Glad you had good results. Haha, can you ever have too many pans? The correct answer is no. You can however, have too little storage space.
I just started baking a year ago, and already have probably around 100 pans. I'm a big fan of the Fat Daddios 4" pans even though I don't make 4" high cakes.
you can't have too many pans or mixers
Totally agree, -K8memphis! I never met a pan or mixer that I didn't like!
I want one of those kitchen aid 3.5 quart mixers -- but I really really don't need it but...it's like a challenge hahahaha
This little 2.6 quart stand mixer works pretty well for cake mixes & small recipes that are not stiff. Glad that I bought it.
ohhhh mixers...be still my beating heart hahahaha
Here I WAS trying not to spend money on more cake stuff. There is stuff that's 50 years old, like rose nails & cake strips, next to new toys. I can't stop
resistance is futile
consider the ramifications if we try to stop -- clearly not worth the dire consequences
You need to start a chapter of Caketoysanonymous!
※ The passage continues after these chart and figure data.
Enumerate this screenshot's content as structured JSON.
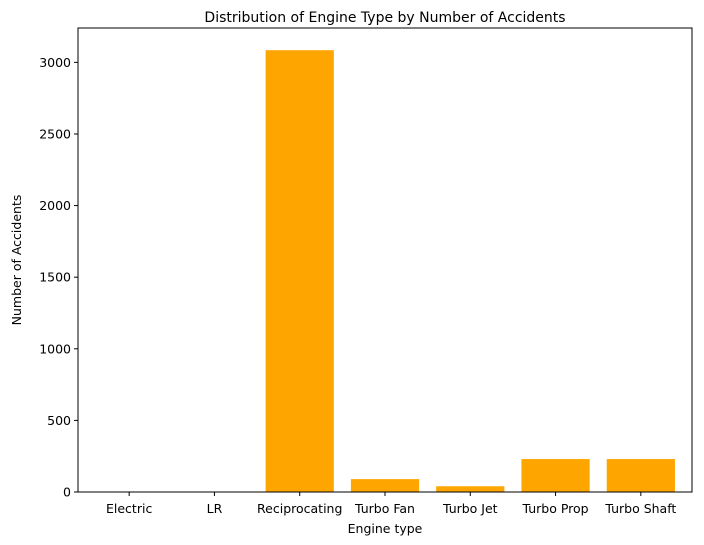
{
  "chart_data": {
    "type": "bar",
    "title": "Distribution of Engine Type by Number of Accidents",
    "xlabel": "Engine type",
    "ylabel": "Number of Accidents",
    "categories": [
      "Electric",
      "LR",
      "Reciprocating",
      "Turbo Fan",
      "Turbo Jet",
      "Turbo Prop",
      "Turbo Shaft"
    ],
    "values": [
      1,
      1,
      3085,
      90,
      40,
      230,
      230
    ],
    "ylim": [
      0,
      3240
    ],
    "yticks": [
      0,
      500,
      1000,
      1500,
      2000,
      2500,
      3000
    ],
    "bar_color": "#ffa500",
    "grid": false,
    "legend": false
  }
}
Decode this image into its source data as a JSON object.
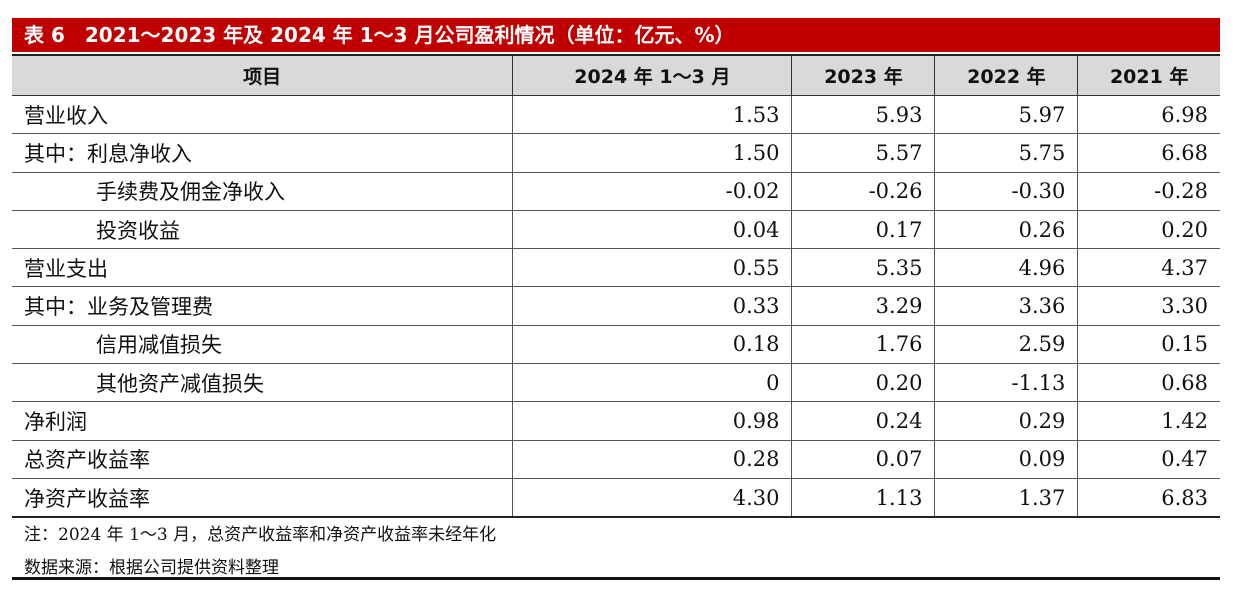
{
  "title": "表 6　2021～2023 年及 2024 年 1～3 月公司盈利情况（单位：亿元、%）",
  "table": {
    "header": [
      "项目",
      "2024 年 1～3 月",
      "2023 年",
      "2022 年",
      "2021 年"
    ],
    "rows": [
      [
        "营业收入",
        "1.53",
        "5.93",
        "5.97",
        "6.98"
      ],
      [
        "其中：利息净收入",
        "1.50",
        "5.57",
        "5.75",
        "6.68"
      ],
      [
        "手续费及佣金净收入",
        "-0.02",
        "-0.26",
        "-0.30",
        "-0.28"
      ],
      [
        "投资收益",
        "0.04",
        "0.17",
        "0.26",
        "0.20"
      ],
      [
        "营业支出",
        "0.55",
        "5.35",
        "4.96",
        "4.37"
      ],
      [
        "其中：业务及管理费",
        "0.33",
        "3.29",
        "3.36",
        "3.30"
      ],
      [
        "信用减值损失",
        "0.18",
        "1.76",
        "2.59",
        "0.15"
      ],
      [
        "其他资产减值损失",
        "0",
        "0.20",
        "-1.13",
        "0.68"
      ],
      [
        "净利润",
        "0.98",
        "0.24",
        "0.29",
        "1.42"
      ],
      [
        "总资产收益率",
        "0.28",
        "0.07",
        "0.09",
        "0.47"
      ],
      [
        "净资产收益率",
        "4.30",
        "1.13",
        "1.37",
        "6.83"
      ]
    ]
  },
  "note": "注：2024 年 1～3 月，总资产收益率和净资产收益率未经年化",
  "source": "数据来源：根据公司提供资料整理"
}
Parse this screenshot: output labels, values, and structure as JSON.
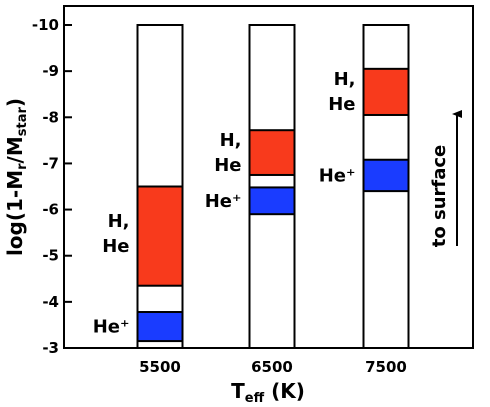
{
  "colors": {
    "h_he": "#f83a1c",
    "he_plus": "#1a3cff",
    "column": "#ffffff",
    "frame": "#000000"
  },
  "chart_data": {
    "type": "bar",
    "title": "",
    "xlabel": {
      "main": "T",
      "sub": "eff",
      "rest": " (K)"
    },
    "ylabel": {
      "pre": "log(1-M",
      "sub1": "r",
      "mid": "/M",
      "sub2": "star",
      "post": ")"
    },
    "ylim": [
      -3,
      -10
    ],
    "yticks": [
      "-3",
      "-4",
      "-5",
      "-6",
      "-7",
      "-8",
      "-9",
      "-10"
    ],
    "categories": [
      "5500",
      "6500",
      "7500"
    ],
    "columns": [
      {
        "teff": "5500",
        "base": -3,
        "top": -10,
        "zones": [
          {
            "kind": "he_plus",
            "from": -3.15,
            "to": -3.78,
            "label": "He⁺"
          },
          {
            "kind": "h_he",
            "from": -4.35,
            "to": -6.5,
            "label_line1": "H,",
            "label_line2": "He"
          }
        ]
      },
      {
        "teff": "6500",
        "base": -3,
        "top": -10,
        "zones": [
          {
            "kind": "he_plus",
            "from": -5.9,
            "to": -6.48,
            "label": "He⁺"
          },
          {
            "kind": "h_he",
            "from": -6.75,
            "to": -7.72,
            "label_line1": "H,",
            "label_line2": "He"
          }
        ]
      },
      {
        "teff": "7500",
        "base": -3,
        "top": -10,
        "zones": [
          {
            "kind": "he_plus",
            "from": -6.4,
            "to": -7.08,
            "label": "He⁺"
          },
          {
            "kind": "h_he",
            "from": -8.05,
            "to": -9.05,
            "label_line1": "H,",
            "label_line2": "He"
          }
        ]
      }
    ],
    "annotation": "to surface",
    "grid": false,
    "legend": "none"
  }
}
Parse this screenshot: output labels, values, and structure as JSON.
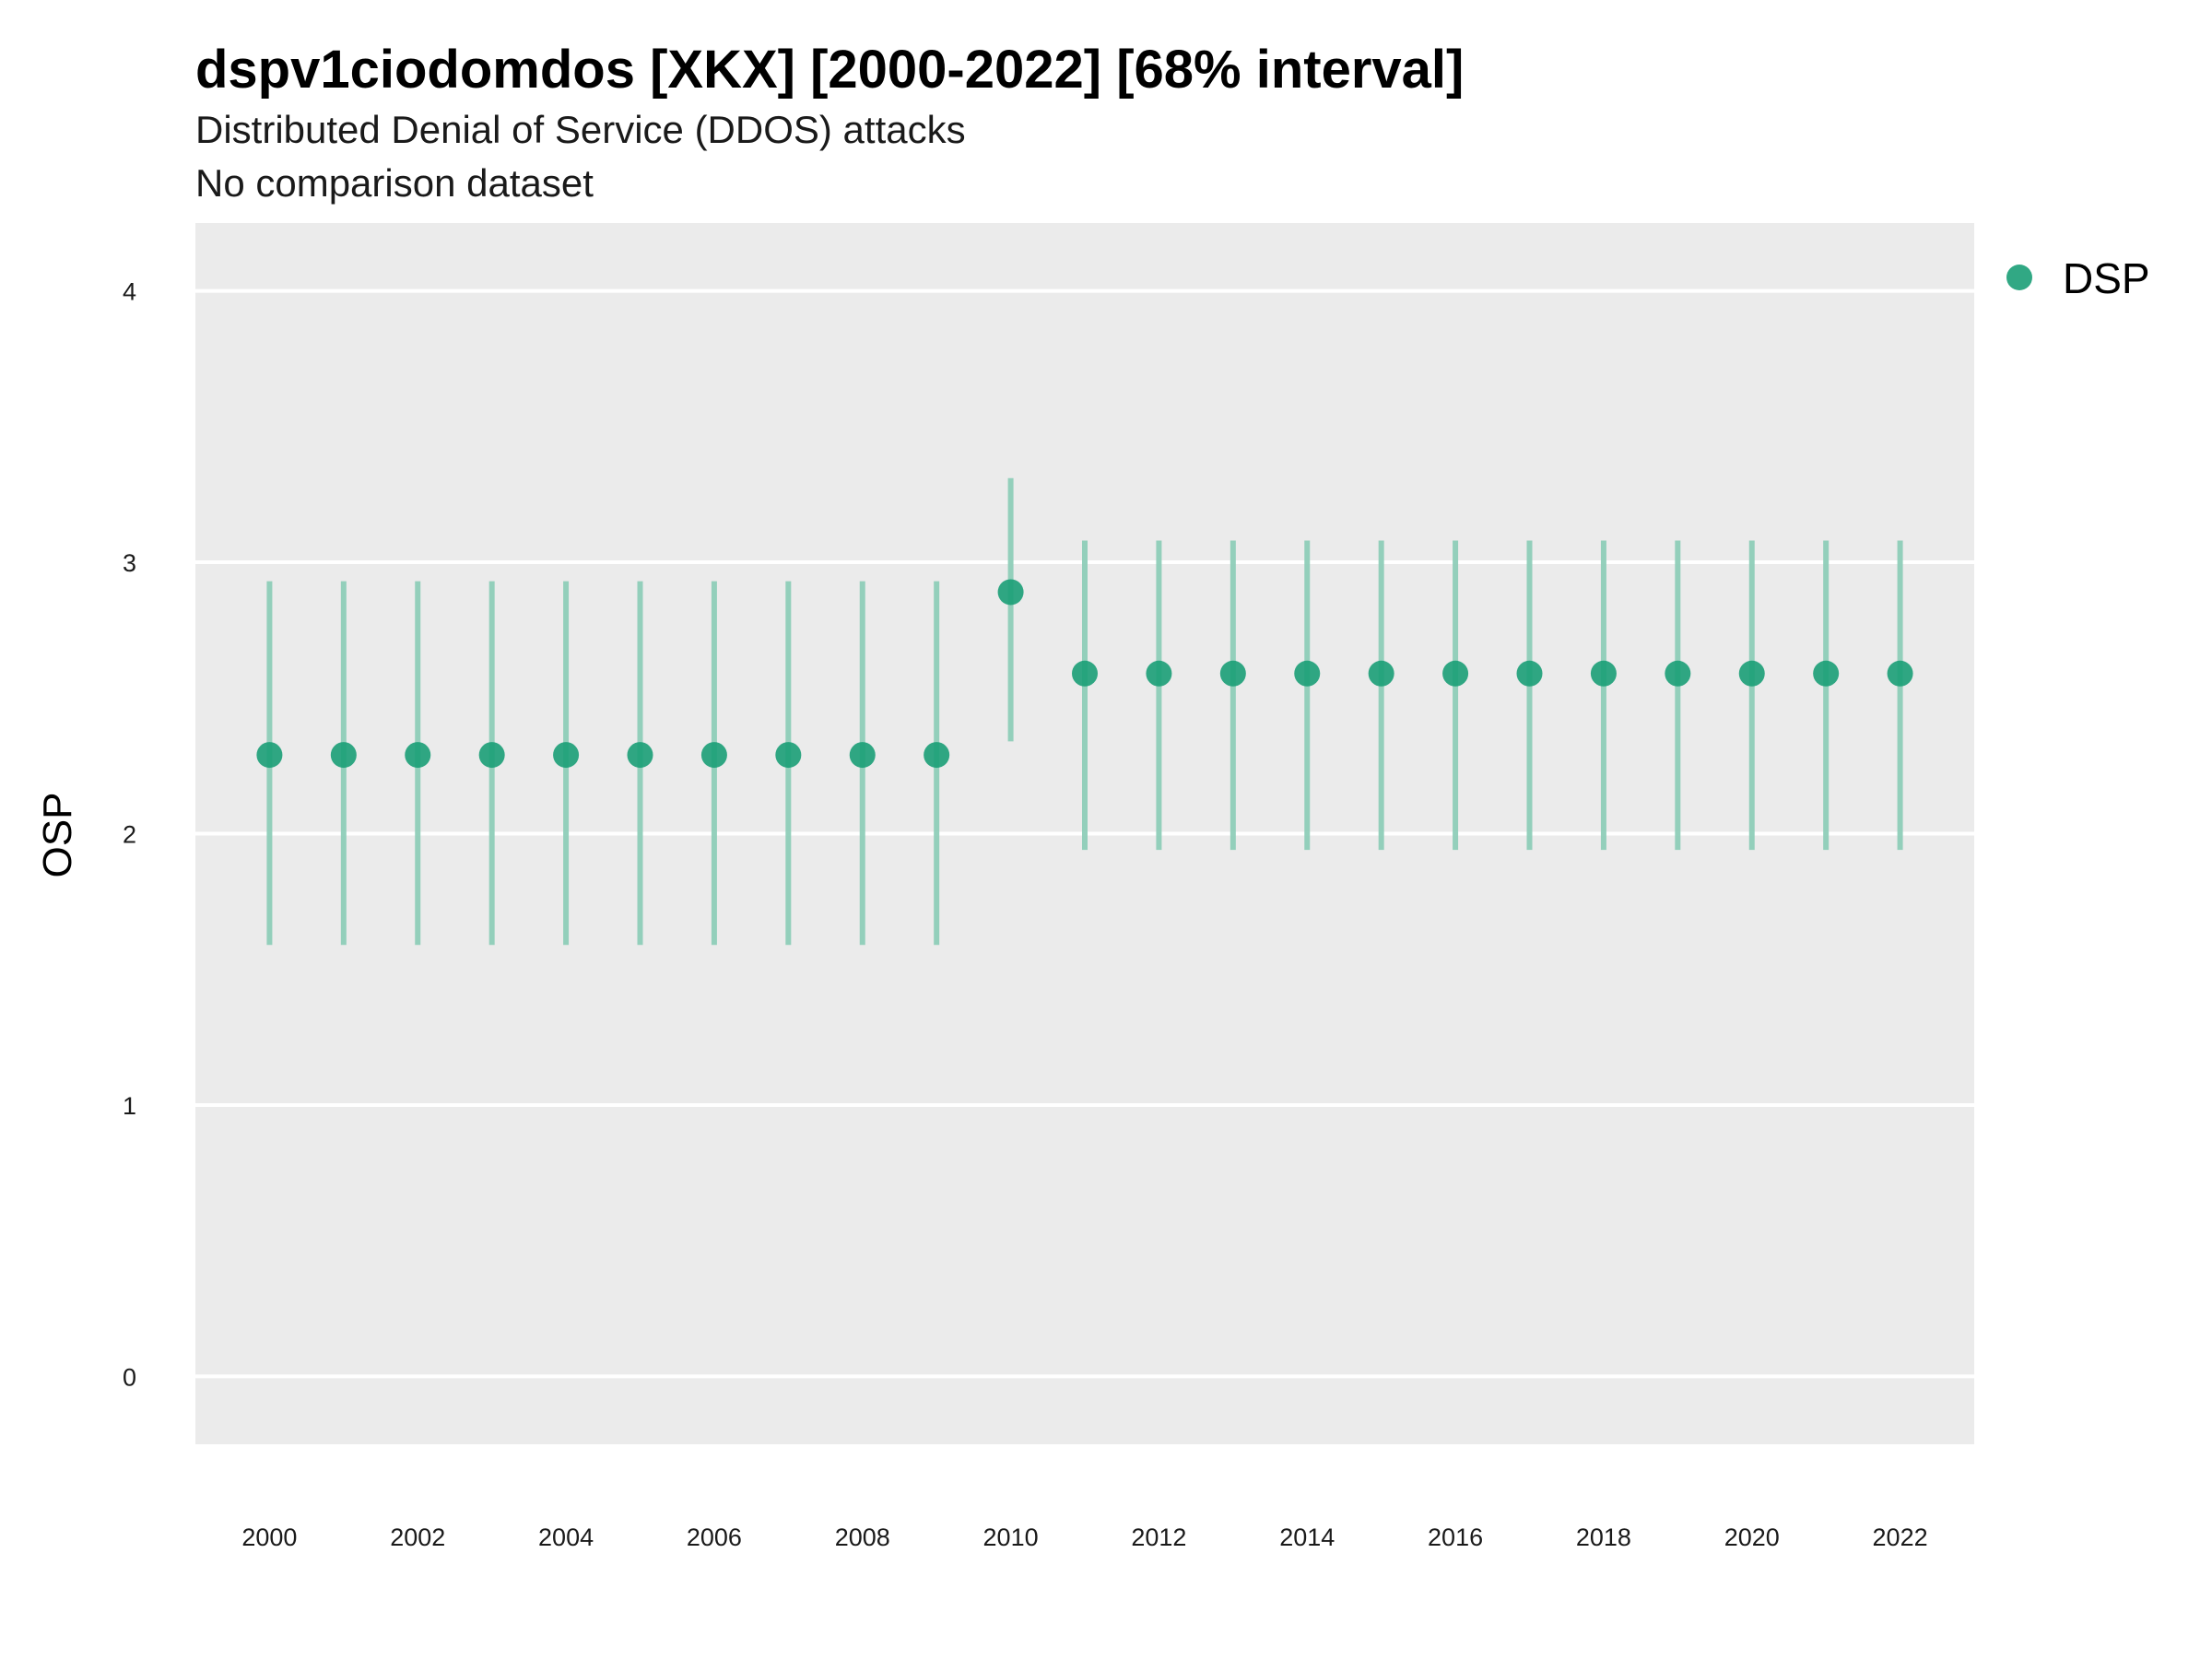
{
  "chart_data": {
    "type": "scatter",
    "title": "dspv1ciodomdos [XKX] [2000-2022] [68% interval]",
    "subtitle": "Distributed Denial of Service (DDOS) attacks",
    "caption_line": "No comparison dataset",
    "xlabel": "",
    "ylabel": "OSP",
    "xlim": [
      1999,
      2023
    ],
    "ylim": [
      -0.25,
      4.25
    ],
    "x_ticks": [
      2000,
      2002,
      2004,
      2006,
      2008,
      2010,
      2012,
      2014,
      2016,
      2018,
      2020,
      2022
    ],
    "y_ticks": [
      0,
      1,
      2,
      3,
      4
    ],
    "grid": "horizontal",
    "legend_position": "top-right",
    "colors": {
      "panel_bg": "#ebebeb",
      "grid": "#ffffff",
      "point": "#1b9e77",
      "interval": "#8ecdb8"
    },
    "series": [
      {
        "name": "DSP",
        "x": [
          2000,
          2001,
          2002,
          2003,
          2004,
          2005,
          2006,
          2007,
          2008,
          2009,
          2010,
          2011,
          2012,
          2013,
          2014,
          2015,
          2016,
          2017,
          2018,
          2019,
          2020,
          2021,
          2022
        ],
        "y": [
          2.29,
          2.29,
          2.29,
          2.29,
          2.29,
          2.29,
          2.29,
          2.29,
          2.29,
          2.29,
          2.89,
          2.59,
          2.59,
          2.59,
          2.59,
          2.59,
          2.59,
          2.59,
          2.59,
          2.59,
          2.59,
          2.59,
          2.59
        ],
        "lower": [
          1.59,
          1.59,
          1.59,
          1.59,
          1.59,
          1.59,
          1.59,
          1.59,
          1.59,
          1.59,
          2.34,
          1.94,
          1.94,
          1.94,
          1.94,
          1.94,
          1.94,
          1.94,
          1.94,
          1.94,
          1.94,
          1.94,
          1.94
        ],
        "upper": [
          2.93,
          2.93,
          2.93,
          2.93,
          2.93,
          2.93,
          2.93,
          2.93,
          2.93,
          2.93,
          3.31,
          3.08,
          3.08,
          3.08,
          3.08,
          3.08,
          3.08,
          3.08,
          3.08,
          3.08,
          3.08,
          3.08,
          3.08
        ]
      }
    ]
  }
}
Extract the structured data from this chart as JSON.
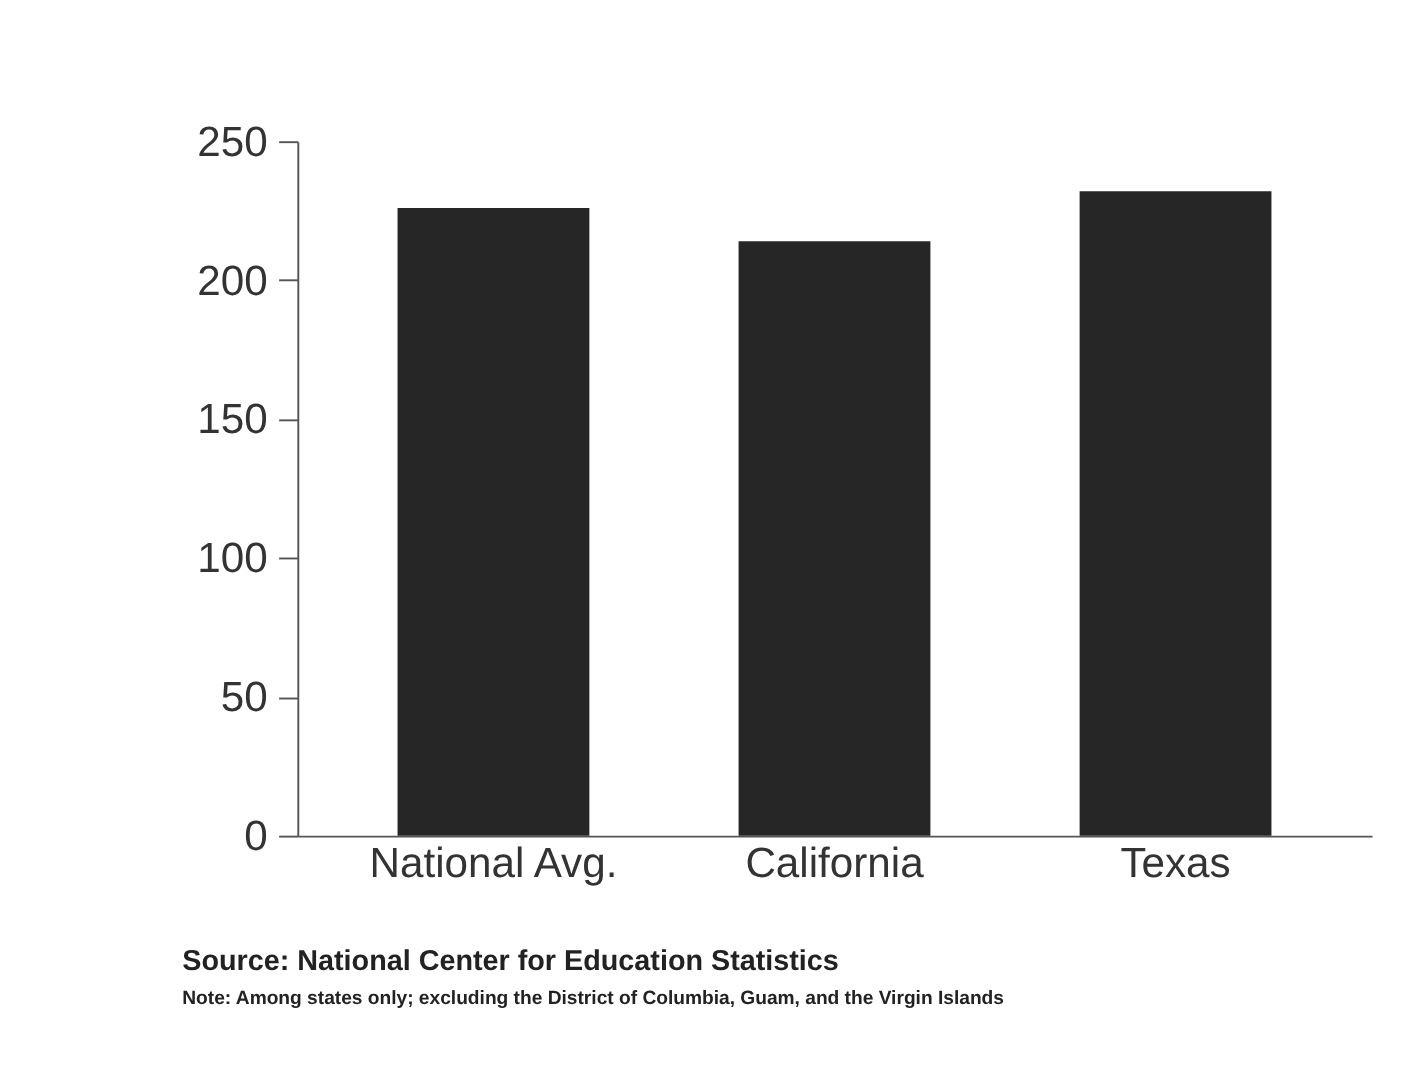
{
  "chart_data": {
    "type": "bar",
    "categories": [
      "National Avg.",
      "California",
      "Texas"
    ],
    "values": [
      226,
      214,
      232
    ],
    "color": "#262626",
    "ylim": [
      0,
      250
    ],
    "yticks": [
      0,
      50,
      100,
      150,
      200,
      250
    ],
    "grid": false,
    "annotations": [
      "Source: National Center for Education Statistics",
      "Note: Among states only; excluding the District of Columbia, Guam, and the Virgin Islands"
    ]
  }
}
we can all be charter members
I keep buying extra bowls and accessories for my mixer, I never considered buying an extra mixer... until now. I just ordered another mixer. I blame you guys.
Kitchenaid has the Professional 600 series refurbs for $200. The great thing is it will work with all the accessories and bowls I have for my Pro 5 Plus. How could I afford NOT to but it? Now, I need to start planning a date with my wife so I can tell her before it gets here.
hahahahaha -- another bona fide charter member!!!